Problem: When enabling OAuth in Gemini Enterprise for an agent, it is unclear how the retrieved access tokens are passed to the agent code or how to access them within the ADK LlmAgent or McpToolset configuration.
I am attempting to connect a remote MCP tool which requires authentication. I assume the agent needs to retrieve the token (e.g., from request headers or a context object) and pass it to the tool, but there are no examples or API references explaining this mechanism.

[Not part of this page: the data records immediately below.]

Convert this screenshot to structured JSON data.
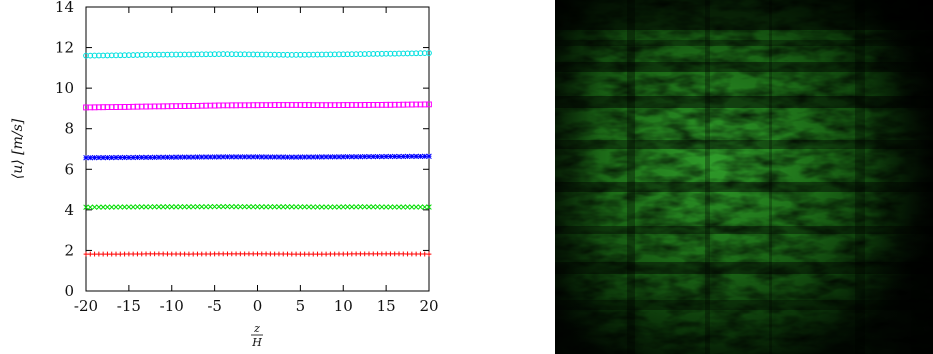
{
  "chart_data": {
    "type": "scatter",
    "xlabel": "z/H",
    "xlabel_num": "z",
    "xlabel_den": "H",
    "ylabel": "⟨u⟩ [m/s]",
    "xlim": [
      -20,
      20
    ],
    "ylim": [
      0,
      14
    ],
    "xticks": [
      "-20",
      "-15",
      "-10",
      "-5",
      "0",
      "5",
      "10",
      "15",
      "20"
    ],
    "yticks": [
      "0",
      "2",
      "4",
      "6",
      "8",
      "10",
      "12",
      "14"
    ],
    "series": [
      {
        "color": "#ff0000",
        "marker": "plus",
        "mean": 1.82,
        "values": [
          1.82,
          1.82,
          1.83,
          1.82,
          1.83,
          1.83,
          1.82,
          1.82,
          1.83,
          1.83,
          1.82
        ]
      },
      {
        "color": "#00dd00",
        "marker": "x",
        "mean": 4.15,
        "values": [
          4.13,
          4.14,
          4.15,
          4.15,
          4.16,
          4.15,
          4.15,
          4.14,
          4.15,
          4.14,
          4.14
        ]
      },
      {
        "color": "#0000ff",
        "marker": "star",
        "mean": 6.6,
        "values": [
          6.57,
          6.58,
          6.59,
          6.6,
          6.61,
          6.61,
          6.6,
          6.61,
          6.62,
          6.63,
          6.64
        ]
      },
      {
        "color": "#ff00ff",
        "marker": "square",
        "mean": 9.15,
        "values": [
          9.05,
          9.07,
          9.1,
          9.12,
          9.15,
          9.16,
          9.17,
          9.16,
          9.17,
          9.18,
          9.2
        ]
      },
      {
        "color": "#00e0e0",
        "marker": "circle",
        "mean": 11.65,
        "values": [
          11.6,
          11.62,
          11.65,
          11.66,
          11.68,
          11.66,
          11.64,
          11.66,
          11.68,
          11.7,
          11.73
        ]
      }
    ]
  },
  "photo": {
    "description_color": "#1f8a1f"
  }
}
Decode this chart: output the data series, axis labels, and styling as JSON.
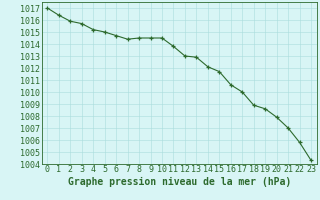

Current Code: I am initializing the toolset and agent as follows, but it is unclear how to retrieve the token from a Gemini Enterprise session to complete the tool setup:
# imports
#(...)
# Create MCP toolset
mcp_toolset = McpToolset(
connection_params=StreamableHTTPConnectionParams(
url=os.getenv("MCP_SERVER_URL"),
),
errlog=None,
)
# Agent
root_agent = LlmAgent(
model="gemini-2.5-flash",
name='my_agent',
instruction=instruction,
tools=[mcp_toolset],
)
Expected Behavior: Documentation or a code sample demonstrating:
- How Gemini Enterprise passes the OAuth token to the ADK agent (is it in a session event?)
- How to access this token within the agent's runtime.
- How to correctly pass this token to an MCP tool or McpToolset for authenticated requests.